Ever since the official vaccines for the novel coronavirus were released into the public, leaders and citizens alike have been racing to get vaccinated.
Globally, countries such as Seychelles, Israel, and the U.A.E, are leading the vaccination rates, hitting nearly 70% of their whole population. Following, the United States is trying to increase their percentage of 46% in accordance to President Biden’s plan of getting nearly 70% of all Americans vaccinated by the fourth of July 2021.
In study of the past few months, however, data has shown that unpredictable obstacles have prevented the country in reaching vaccination milestones. For example, vaccine distributions have been delayed to decreased amount of resources and flaws algorithms as to who receives them first. In addition, the most difficult factor to control of human opinion, has slowed down vaccination rates. A large population of the United States are against or avoiding the vaccinations due to personal concerns about the quick development and unforetold consequences of the vaccine.
Along with political and moral ideas, people have been divided as to whether they should get the vaccine.

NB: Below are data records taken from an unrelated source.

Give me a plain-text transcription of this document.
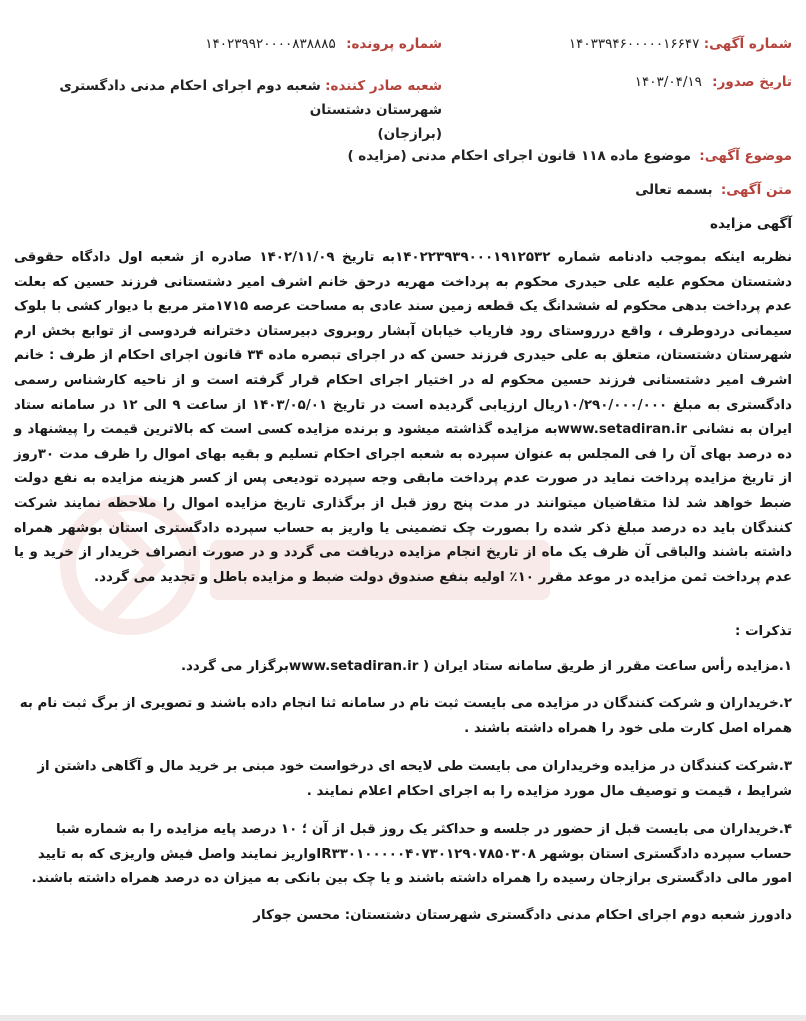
شماره آگهی: ۱۴۰۳۳۹۴۶۰۰۰۰۰۱۶۶۴۷
شماره پرونده: ۱۴۰۲۳۹۹۲۰۰۰۰۸۳۸۸۸۵
تاریخ صدور: ۱۴۰۳/۰۴/۱۹
شعبه صادر کننده: شعبه دوم اجرای احکام مدنی دادگستری شهرستان دشتستان
(برازجان)
موضوع آگهی: موضوع ماده ۱۱۸ قانون اجرای احکام مدنی (مزایده )
متن آگهی: بسمه تعالی
آگهی مزایده
نظربه اینکه بموجب دادنامه شماره ۱۴۰۲۲۳۹۳۹۰۰۰۱۹۱۲۵۳۲به تاریخ ۱۴۰۲/۱۱/۰۹ صادره از شعبه اول دادگاه حقوقی دشتستان محکوم علیه علی حیدری محکوم به پرداخت مهریه درحق خانم اشرف امیر دشتستانی فرزند حسین که بعلت عدم پرداخت بدهی محکوم له ششدانگ یک قطعه زمین سند عادی به مساحت عرصه ۱۷۱۵متر مربع با دیوار کشی با بلوک سیمانی دردوطرف ، واقع درروستای رود فاریاب خیابان آبشار روبروی دبیرستان دخترانه فردوسی از توابع بخش ارم شهرستان دشتستان، متعلق به علی حیدری فرزند حسن که در اجرای تبصره ماده ۳۴ قانون اجرای احکام از طرف : خانم اشرف امیر دشتستانی فرزند حسین محکوم له در اختیار اجرای احکام قرار گرفته است و از ناحیه کارشناس رسمی دادگستری به مبلغ ۱۰/۲۹۰/۰۰۰/۰۰۰ریال ارزیابی گردیده است در تاریخ ۱۴۰۳/۰۵/۰۱ از ساعت ۹ الی ۱۲ در سامانه ستاد ایران به نشانی www.setadiran.irبه مزایده گذاشته میشود و برنده مزایده کسی است که بالاترین قیمت را پیشنهاد و ده درصد بهای آن را فی المجلس به عنوان سپرده به شعبه اجرای احکام تسلیم و بقیه بهای اموال را ظرف مدت ۳۰روز از تاریخ مزایده پرداخت نماید در صورت عدم پرداخت مابقی وجه سپرده تودیعی پس از کسر هزینه مزایده به نفع دولت ضبط خواهد شد لذا متقاضیان میتوانند در مدت پنج روز قبل از برگذاری تاریخ مزایده اموال را ملاحظه نمایند شرکت کنندگان باید ده درصد مبلغ ذکر شده را بصورت چک تضمینی یا واریز به حساب سپرده دادگستری استان بوشهر همراه داشته باشند والباقی آن ظرف یک ماه از تاریخ انجام مزایده دریافت می گردد و در صورت انصراف خریدار از خرید و یا عدم پرداخت ثمن مزایده در موعد مقرر ۱۰٪ اولیه بنفع صندوق دولت ضبط و مزایده باطل و تجدید می گردد.
تذکرات :
۱.مزایده رأس ساعت مقرر از طریق سامانه ستاد ایران ( www.setadiran.irبرگزار می گردد.
۲.خریداران و شرکت کنندگان در مزایده می بایست ثبت نام در سامانه ثنا انجام داده باشند و تصویری از برگ ثبت نام به همراه اصل کارت ملی خود را همراه داشته باشند .
۳.شرکت کنندگان در مزایده وخریداران می بایست طی لایحه ای درخواست خود مبنی بر خرید مال و آگاهی داشتن از شرایط ، قیمت و توصیف مال مورد مزایده را به اجرای احکام اعلام نمایند .
۴.خریداران می بایست قبل از حضور در جلسه و حداکثر یک روز قبل از آن ؛ ۱۰ درصد پایه مزایده را به شماره شبا حساب سپرده دادگستری استان بوشهر IR۳۳۰۱۰۰۰۰۰۴۰۷۳۰۱۲۹۰۷۸۵۰۳۰۸واریز نمایند واصل فیش واریزی که به تایید امور مالی دادگستری برازجان رسیده را همراه داشته باشند و یا چک بین بانکی به میزان ده درصد همراه داشته باشند.
دادورز شعبه دوم اجرای احکام مدنی دادگستری شهرستان دشتستان: محسن جوکار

However, amidst such public confusion, California has recorded themselves as one of the highest vaccination rates. Currently, as of May 2021, approximately 50% of the population have received their first dose. This is due to what experts call “vaccine skepticism” and how California’s population lacks it.
To offer the vaccination to the corners of the state, the government has been working to aid those who don’t have cars to transport to vaccination centers, stable internet access, paid leave for work, or reliable health resources. This has increased the numbers of vaccination centers near highly populated public areas such as malls and train stations. The centers have been more lenient towards walk-in vaccination appointments.
With recent news of the FDA approving the vaccine to children from the age of 12, vaccination rates are predicted to increase even more.
“We’re getting to a point where, if you ask people to take the vaccine, if you have the vaccine right in front of them, they’ll take it,” said Dr. Richard Pan, a state senator and vaccine advocate. “But you have to find them. They’re not going to come to you.”